There are several reasons for this. Firstly, threats no longer just come from outside the organisation – with 35 percent of reported data breaches over the last 12 months resulting from human error. Secondly, the concept of ‘internal’ and ‘external’ data has become increasingly blurred. Developers, testers, analysts, third party systems integrators and more often have access to an organisation’s production data for example, but they don’t necessarily follow the same security protocols as said organisation.
Another issue is with the public cloud. While the public cloud presents a greater attack surface and therefore a greater risk, organisations have needed to move more workloads to the cloud for innovation and efficiency reasons. Because of the mentality that we need to segregate our data internally in order to protect it from outside threats, has meant that many organisations have been slow to move to the public cloud and have suffered losses, whether to income or innovation, as a result.

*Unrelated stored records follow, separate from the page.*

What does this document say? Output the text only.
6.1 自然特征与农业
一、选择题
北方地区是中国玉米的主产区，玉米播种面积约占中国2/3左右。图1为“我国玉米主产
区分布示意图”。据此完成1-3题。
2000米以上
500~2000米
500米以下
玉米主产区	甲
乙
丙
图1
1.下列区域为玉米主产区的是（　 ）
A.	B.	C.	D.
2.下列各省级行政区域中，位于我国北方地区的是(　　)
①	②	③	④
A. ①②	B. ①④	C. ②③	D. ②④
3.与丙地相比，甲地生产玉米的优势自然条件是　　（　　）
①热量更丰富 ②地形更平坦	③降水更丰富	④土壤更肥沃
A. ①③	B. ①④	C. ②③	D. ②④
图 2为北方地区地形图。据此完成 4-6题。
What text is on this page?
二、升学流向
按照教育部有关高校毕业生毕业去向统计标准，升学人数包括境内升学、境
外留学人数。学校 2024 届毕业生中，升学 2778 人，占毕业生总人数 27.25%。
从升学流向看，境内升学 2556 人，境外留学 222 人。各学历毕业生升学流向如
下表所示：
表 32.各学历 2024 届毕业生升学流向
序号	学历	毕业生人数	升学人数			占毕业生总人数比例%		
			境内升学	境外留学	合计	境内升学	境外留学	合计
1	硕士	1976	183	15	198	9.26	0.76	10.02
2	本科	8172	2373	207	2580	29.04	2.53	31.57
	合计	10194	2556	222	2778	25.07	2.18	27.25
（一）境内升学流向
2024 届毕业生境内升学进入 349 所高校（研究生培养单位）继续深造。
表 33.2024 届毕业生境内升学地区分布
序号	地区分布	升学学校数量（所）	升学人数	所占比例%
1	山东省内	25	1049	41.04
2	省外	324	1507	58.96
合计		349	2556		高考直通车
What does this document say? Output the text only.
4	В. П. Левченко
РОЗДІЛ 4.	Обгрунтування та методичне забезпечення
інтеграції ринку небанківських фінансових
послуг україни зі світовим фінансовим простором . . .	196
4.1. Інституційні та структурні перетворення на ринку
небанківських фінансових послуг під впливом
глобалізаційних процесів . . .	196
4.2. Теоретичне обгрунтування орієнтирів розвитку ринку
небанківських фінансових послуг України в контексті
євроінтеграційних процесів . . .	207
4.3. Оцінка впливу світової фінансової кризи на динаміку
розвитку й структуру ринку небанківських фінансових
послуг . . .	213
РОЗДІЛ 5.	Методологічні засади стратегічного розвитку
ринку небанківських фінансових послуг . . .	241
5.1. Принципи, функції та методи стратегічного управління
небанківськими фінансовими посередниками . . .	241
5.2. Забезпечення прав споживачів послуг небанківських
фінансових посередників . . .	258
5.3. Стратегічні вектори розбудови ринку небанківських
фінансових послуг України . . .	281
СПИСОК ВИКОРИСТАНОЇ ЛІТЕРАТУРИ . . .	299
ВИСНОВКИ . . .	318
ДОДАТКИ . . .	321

If you could change one thing about your organisation’s cybersecurity defence, what would it be and what would you do?
In conversations with organisations of all sizes, the common thread is a fear of the unknown – where will the next threat come from, and given I cannot possibly know, how can I effectively defend against it? Senior executives are not confident that they can.
Malicious intent can happen anywhere, but so can mistakes. Only 60% of reported data breaches in Australia over the last 12 months were from malicious or criminal attacks. While many security breaches aren’t due to the world’s most advanced hackers penetrating your security system – many happen simply due to human error. A staff member may leave a hard drive somewhere or leave a laptop open too long at the airport – these things happen, and unfortunately there is no real way of preventing this.
For me this issue goes back to a need to defend the entire landscape, not just the perimeter.